Sólveig Anspach maîtrise à merveille
son argument, celui de la folie, du déracinement, du désespoir
que crée un environnement austère et inconnu. Elle s'est immergée
à fond dans l'univers psychiatrique pour offrir aux spectateurs
un film débarrassé des clichés du genre, si préjudiciable
à la cohérence et à la crédibilité d'un film. La réalisatrice
le reconnaît elle-même, en préambule de la présentation de
son film. Elle n'a pas la prétention de donner toutes les
réponses aux questions abordées dans son troisième opus. Sólveig
a commencé par étudier la philosophie avant de poursuivre
des études en psychologie clinique. Elle a travaillé avec
des enfants psychotiques ce qui lui a donné, entre autres,
l'idée de départ sur l'enfermement des êtres. Mais l'idée
maîtresse du scénario découle d'un fait réel, similaire au
postulat de base de Stormy weather.
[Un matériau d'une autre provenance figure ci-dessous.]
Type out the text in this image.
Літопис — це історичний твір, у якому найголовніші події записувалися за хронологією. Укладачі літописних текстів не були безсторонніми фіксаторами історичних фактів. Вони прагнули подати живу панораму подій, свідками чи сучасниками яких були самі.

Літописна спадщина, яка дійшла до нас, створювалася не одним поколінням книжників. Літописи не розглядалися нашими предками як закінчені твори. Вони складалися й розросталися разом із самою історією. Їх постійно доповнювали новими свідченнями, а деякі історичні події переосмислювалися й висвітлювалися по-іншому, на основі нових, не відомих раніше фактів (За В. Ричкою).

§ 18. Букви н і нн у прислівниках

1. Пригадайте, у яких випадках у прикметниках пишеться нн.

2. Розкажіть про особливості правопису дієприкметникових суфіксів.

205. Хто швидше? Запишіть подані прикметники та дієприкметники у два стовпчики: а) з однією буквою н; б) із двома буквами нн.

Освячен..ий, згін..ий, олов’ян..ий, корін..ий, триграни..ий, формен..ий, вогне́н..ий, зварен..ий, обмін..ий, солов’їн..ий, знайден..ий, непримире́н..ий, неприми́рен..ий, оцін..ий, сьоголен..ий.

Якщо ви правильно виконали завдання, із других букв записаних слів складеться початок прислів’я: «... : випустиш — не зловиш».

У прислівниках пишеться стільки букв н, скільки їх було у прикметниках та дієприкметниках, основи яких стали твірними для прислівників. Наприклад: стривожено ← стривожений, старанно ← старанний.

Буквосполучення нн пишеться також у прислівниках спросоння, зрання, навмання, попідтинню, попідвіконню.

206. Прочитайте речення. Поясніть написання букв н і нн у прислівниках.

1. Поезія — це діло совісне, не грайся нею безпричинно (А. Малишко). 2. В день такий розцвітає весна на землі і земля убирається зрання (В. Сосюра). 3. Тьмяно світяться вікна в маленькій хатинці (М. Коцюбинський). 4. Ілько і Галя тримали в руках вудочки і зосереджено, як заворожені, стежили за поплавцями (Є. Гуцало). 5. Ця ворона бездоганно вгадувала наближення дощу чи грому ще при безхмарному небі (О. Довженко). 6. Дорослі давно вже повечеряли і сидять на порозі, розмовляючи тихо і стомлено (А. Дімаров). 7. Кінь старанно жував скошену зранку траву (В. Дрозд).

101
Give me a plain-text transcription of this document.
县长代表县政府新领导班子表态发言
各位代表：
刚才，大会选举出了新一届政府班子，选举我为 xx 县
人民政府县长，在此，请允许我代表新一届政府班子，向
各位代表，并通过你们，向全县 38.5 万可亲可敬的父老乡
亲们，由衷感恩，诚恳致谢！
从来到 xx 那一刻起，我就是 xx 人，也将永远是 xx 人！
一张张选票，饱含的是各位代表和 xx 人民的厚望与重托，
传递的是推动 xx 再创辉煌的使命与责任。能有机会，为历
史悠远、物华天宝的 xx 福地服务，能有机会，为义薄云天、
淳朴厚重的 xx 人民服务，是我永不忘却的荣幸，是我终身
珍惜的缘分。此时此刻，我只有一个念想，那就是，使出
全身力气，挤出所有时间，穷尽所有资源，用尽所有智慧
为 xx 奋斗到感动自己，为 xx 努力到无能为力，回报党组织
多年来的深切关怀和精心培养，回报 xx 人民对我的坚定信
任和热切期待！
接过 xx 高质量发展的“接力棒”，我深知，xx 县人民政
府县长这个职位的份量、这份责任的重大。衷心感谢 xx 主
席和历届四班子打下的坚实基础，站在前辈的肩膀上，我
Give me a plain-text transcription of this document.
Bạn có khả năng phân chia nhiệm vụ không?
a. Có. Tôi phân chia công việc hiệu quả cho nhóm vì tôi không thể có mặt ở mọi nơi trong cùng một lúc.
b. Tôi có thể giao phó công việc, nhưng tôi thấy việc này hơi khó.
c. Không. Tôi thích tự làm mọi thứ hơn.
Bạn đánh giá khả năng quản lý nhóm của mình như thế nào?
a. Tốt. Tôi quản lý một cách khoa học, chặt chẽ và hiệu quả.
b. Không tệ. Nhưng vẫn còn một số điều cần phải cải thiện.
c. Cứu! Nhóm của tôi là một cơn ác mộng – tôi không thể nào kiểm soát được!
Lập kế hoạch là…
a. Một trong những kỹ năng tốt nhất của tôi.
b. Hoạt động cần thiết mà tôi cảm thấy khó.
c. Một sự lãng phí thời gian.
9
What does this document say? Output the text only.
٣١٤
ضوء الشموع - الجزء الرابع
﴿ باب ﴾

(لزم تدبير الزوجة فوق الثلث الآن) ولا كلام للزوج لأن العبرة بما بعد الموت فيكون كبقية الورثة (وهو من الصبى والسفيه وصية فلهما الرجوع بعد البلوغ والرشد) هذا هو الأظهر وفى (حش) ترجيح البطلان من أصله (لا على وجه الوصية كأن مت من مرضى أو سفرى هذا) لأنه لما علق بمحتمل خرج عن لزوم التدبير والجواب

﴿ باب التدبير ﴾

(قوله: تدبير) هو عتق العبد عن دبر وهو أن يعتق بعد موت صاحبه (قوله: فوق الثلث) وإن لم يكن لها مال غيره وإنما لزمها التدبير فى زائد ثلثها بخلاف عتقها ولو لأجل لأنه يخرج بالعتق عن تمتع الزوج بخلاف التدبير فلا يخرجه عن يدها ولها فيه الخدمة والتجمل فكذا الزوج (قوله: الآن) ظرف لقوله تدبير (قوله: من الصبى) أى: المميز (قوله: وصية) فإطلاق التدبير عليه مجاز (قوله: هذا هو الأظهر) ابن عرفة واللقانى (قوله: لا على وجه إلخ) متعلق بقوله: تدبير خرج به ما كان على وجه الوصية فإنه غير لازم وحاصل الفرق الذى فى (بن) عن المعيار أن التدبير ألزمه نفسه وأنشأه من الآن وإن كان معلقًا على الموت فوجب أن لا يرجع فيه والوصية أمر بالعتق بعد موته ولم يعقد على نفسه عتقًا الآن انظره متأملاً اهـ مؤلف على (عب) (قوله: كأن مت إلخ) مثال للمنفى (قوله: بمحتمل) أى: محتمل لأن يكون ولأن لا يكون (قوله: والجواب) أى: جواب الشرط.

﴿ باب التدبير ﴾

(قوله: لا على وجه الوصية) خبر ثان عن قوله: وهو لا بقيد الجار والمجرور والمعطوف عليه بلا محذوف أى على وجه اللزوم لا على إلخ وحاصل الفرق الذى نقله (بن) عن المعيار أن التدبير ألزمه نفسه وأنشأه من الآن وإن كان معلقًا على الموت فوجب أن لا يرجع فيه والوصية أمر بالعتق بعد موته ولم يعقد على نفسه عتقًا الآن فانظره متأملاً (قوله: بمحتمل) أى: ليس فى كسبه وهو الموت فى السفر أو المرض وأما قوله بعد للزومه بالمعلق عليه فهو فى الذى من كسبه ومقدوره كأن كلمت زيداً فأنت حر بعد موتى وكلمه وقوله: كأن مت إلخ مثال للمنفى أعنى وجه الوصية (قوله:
Quoi qu'il en soit,
l'humain et son bien-être, sont au centre des préoccupations
de la réalisatrice. « Pour ne pas être comme l'équipage
d'un ovni qui débarque dans un endroit, filme les scènes nécessaires,
pour redécoller aussitôt », Sólveig et son équipe
- et notamment Élodie Bouchez qui interprète le rôle de Cora
Levine et Didda Jonsdottir qui joue celui Loà se sont immergées
dans le monde si particulier de l'univers psychiatrique. Après
avoir passée quelques nuits dans l'hôpital, Sólveig a demandé
à Didda si elle acceptait, à son tour, d'en faire autant.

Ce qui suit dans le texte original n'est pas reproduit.